Administrative Metadata

The statistical processing information can be added with the not fully implemented codebook class. Read the The codebook Class vignette article.

The codebook S3 class (not yet fully documented and does not have yet and independent constructor) records the statistical processing metadata of a dataset.

It contains a full codebook following SDMX statistical metadata codelist standards, furthermore, it records the Session Information of all processing steps, and adds to the descriptive metadata the R packages or software code that generated the results.

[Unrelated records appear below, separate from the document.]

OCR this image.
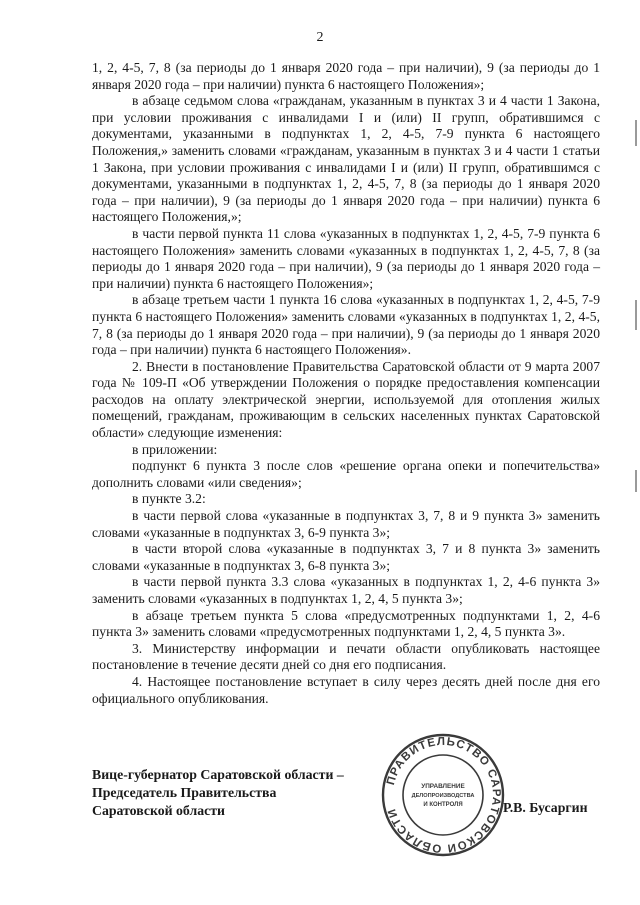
2

1, 2, 4-5, 7, 8 (за периоды до 1 января 2020 года – при наличии), 9 (за периоды до 1 января 2020 года – при наличии) пункта 6 настоящего Положения»;

в абзаце седьмом слова «гражданам, указанным в пунктах 3 и 4 части 1 Закона, при условии проживания с инвалидами I и (или) II групп, обратившимся с документами, указанными в подпунктах 1, 2, 4-5, 7-9 пункта 6 настоящего Положения,» заменить словами «гражданам, указанным в пунктах 3 и 4 части 1 статьи 1 Закона, при условии проживания с инвалидами I и (или) II групп, обратившимся с документами, указанными в подпунктах 1, 2, 4-5, 7, 8 (за периоды до 1 января 2020 года – при наличии), 9 (за периоды до 1 января 2020 года – при наличии) пункта 6 настоящего Положения,»;

в части первой пункта 11 слова «указанных в подпунктах 1, 2, 4-5, 7-9 пункта 6 настоящего Положения» заменить словами «указанных в подпунктах 1, 2, 4-5, 7, 8 (за периоды до 1 января 2020 года – при наличии), 9 (за периоды до 1 января 2020 года – при наличии) пункта 6 настоящего Положения»;

в абзаце третьем части 1 пункта 16 слова «указанных в подпунктах 1, 2, 4-5, 7-9 пункта 6 настоящего Положения» заменить словами «указанных в подпунктах 1, 2, 4-5, 7, 8 (за периоды до 1 января 2020 года – при наличии), 9 (за периоды до 1 января 2020 года – при наличии) пункта 6 настоящего Положения».

2. Внести в постановление Правительства Саратовской области от 9 марта 2007 года № 109-П «Об утверждении Положения о порядке предоставления компенсации расходов на оплату электрической энергии, используемой для отопления жилых помещений, гражданам, проживающим в сельских населенных пунктах Саратовской области» следующие изменения:

в приложении:

подпункт 6 пункта 3 после слов «решение органа опеки и попечительства» дополнить словами «или сведения»;

в пункте 3.2:

в части первой слова «указанные в подпунктах 3, 7, 8 и 9 пункта 3» заменить словами «указанные в подпунктах 3, 6-9 пункта 3»;

в части второй слова «указанные в подпунктах 3, 7 и 8 пункта 3» заменить словами «указанные в подпунктах 3, 6-8 пункта 3»;

в части первой пункта 3.3 слова «указанных в подпунктах 1, 2, 4-6 пункта 3» заменить словами «указанных в подпунктах 1, 2, 4, 5 пункта 3»;

в абзаце третьем пункта 5 слова «предусмотренных подпунктами 1, 2, 4-6 пункта 3» заменить словами «предусмотренных подпунктами 1, 2, 4, 5 пункта 3».

3. Министерству информации и печати области опубликовать настоящее постановление в течение десяти дней со дня его подписания.

4. Настоящее постановление вступает в силу через десять дней после дня его официального опубликования.

Вице-губернатор Саратовской области –
Председатель Правительства
Саратовской области
ПРАВИТЕЛЬСТВО САРАТОВСКОЙ ОБЛАСТИ
УПРАВЛЕНИЕ
ДЕЛОПРОИЗВОДСТВА
И КОНТРОЛЯ	Р.В. Бусаргин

For example, the annual observations follow the SDMX Code List for Frequency 2.1 (CL_FREQ)) definition, and they can be translated to the ISO 8106 time metadata standard, too.

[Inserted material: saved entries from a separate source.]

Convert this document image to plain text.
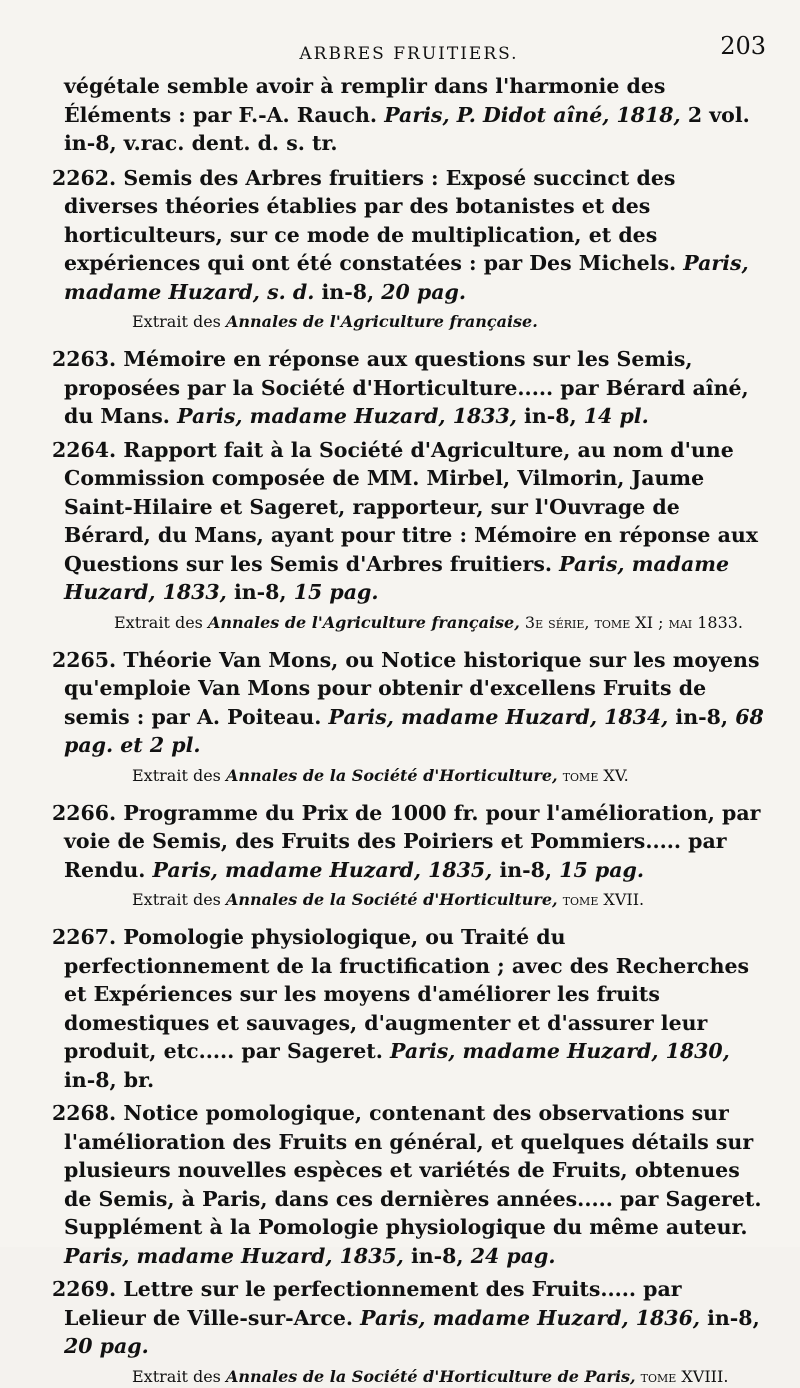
ARBRES FRUITIERS.	203

végétale semble avoir à remplir dans l'harmonie des Éléments : par F.-A. Rauch. Paris, P. Didot aîné, 1818, 2 vol. in-8, v.rac. dent. d. s. tr.

2262. Semis des Arbres fruitiers : Exposé succinct des diverses théories établies par des botanistes et des horticulteurs, sur ce mode de multiplication, et des expériences qui ont été constatées : par Des Michels. Paris, madame Huzard, s. d. in-8, 20 pag.

Extrait des Annales de l'Agriculture française.

2263. Mémoire en réponse aux questions sur les Semis, proposées par la Société d'Horticulture..... par Bérard aîné, du Mans. Paris, madame Huzard, 1833, in-8, 14 pl.

2264. Rapport fait à la Société d'Agriculture, au nom d'une Commission composée de MM. Mirbel, Vilmorin, Jaume Saint-Hilaire et Sageret, rapporteur, sur l'Ouvrage de Bérard, du Mans, ayant pour titre : Mémoire en réponse aux Questions sur les Semis d'Arbres fruitiers. Paris, madame Huzard, 1833, in-8, 15 pag.

Extrait des Annales de l'Agriculture française, 3e série, tome XI ; mai 1833.

2265. Théorie Van Mons, ou Notice historique sur les moyens qu'emploie Van Mons pour obtenir d'excellens Fruits de semis : par A. Poiteau. Paris, madame Huzard, 1834, in-8, 68 pag. et 2 pl.

Extrait des Annales de la Société d'Horticulture, tome XV.

2266. Programme du Prix de 1000 fr. pour l'amélioration, par voie de Semis, des Fruits des Poiriers et Pommiers..... par Rendu. Paris, madame Huzard, 1835, in-8, 15 pag.

Extrait des Annales de la Société d'Horticulture, tome XVII.

2267. Pomologie physiologique, ou Traité du perfectionnement de la fructification ; avec des Recherches et Expériences sur les moyens d'améliorer les fruits domestiques et sauvages, d'augmenter et d'assurer leur produit, etc..... par Sageret. Paris, madame Huzard, 1830, in-8, br.

2268. Notice pomologique, contenant des observations sur l'amélioration des Fruits en général, et quelques détails sur plusieurs nouvelles espèces et variétés de Fruits, obtenues de Semis, à Paris, dans ces dernières années..... par Sageret. Supplément à la Pomologie physiologique du même auteur. Paris, madame Huzard, 1835, in-8, 24 pag.

2269. Lettre sur le perfectionnement des Fruits..... par Lelieur de Ville-sur-Arce. Paris, madame Huzard, 1836, in-8, 20 pag.

Extrait des Annales de la Société d'Horticulture de Paris, tome XVIII.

add_frequency("A", "list")
#> $id
#> [1] "A"
#> 
#> $name
#> [1] "Annual"
#> 
#> $description
#> [1] "To be used for data collected or disseminated every year"
#> 
#> $iso8106
#> [1] "P1Y"
#> 
#> $RelatedItem
#> [1] "{\"RelatedItem\":[\"SDMX Code List for Frequency\"],\"relatedItemType\":[\"Dataset\"],\"relationType\":[\"IsDocumentedBy\"],\"relatedItemIdentifier\":[\"{\\\"id\\\":[\\\" CL_FREQ\\\"],\\\"dataset_code\\\":{},\\\"URI\\\":[\\\"https://sdmx.org/?page_id=3215/\\\"],\\\"DOI\\\":{},\\\"Version\\\":[\\\"2.1\\\"],\\\"idAtSource\\\":{},\\\"Other\\\":{}}\"]}"
add_sessioninfo()
#> [1] "{\"platform\":[\"x86_64-w64-mingw32/x64 (64-bit)\"],\"locale\":[\"LC_COLLATE=English_United States.1252;LC_CTYPE=English_United States.1252;LC_MONETARY=English_United States.1252;LC_NUMERIC=C;LC_TIME=English_United States.1252\"],\"running\":[\"Windows 10 x64 (build 17763)\"],\"RNGkind\":[\"Mersenne-Twister\",\"Inversion\",\"Rejection\"],\"basePkgs\":[\"stats\",\"graphics\",\"grDevices\",\"utils\",\"datasets\",\"methods\",\"base\"],\"matprod\":[\"default\"],\"BLAS\":[\"\"],\"LAPACK\":[\"\"],\"system.codepage\":[\"1250\"],\"codepage\":[\"1252\"]}"

Contributor Code of Conduct

Please note that the dataobservatory project is released with a Contributor Code of Conduct. By contributing to this project, you agree to abide by its terms.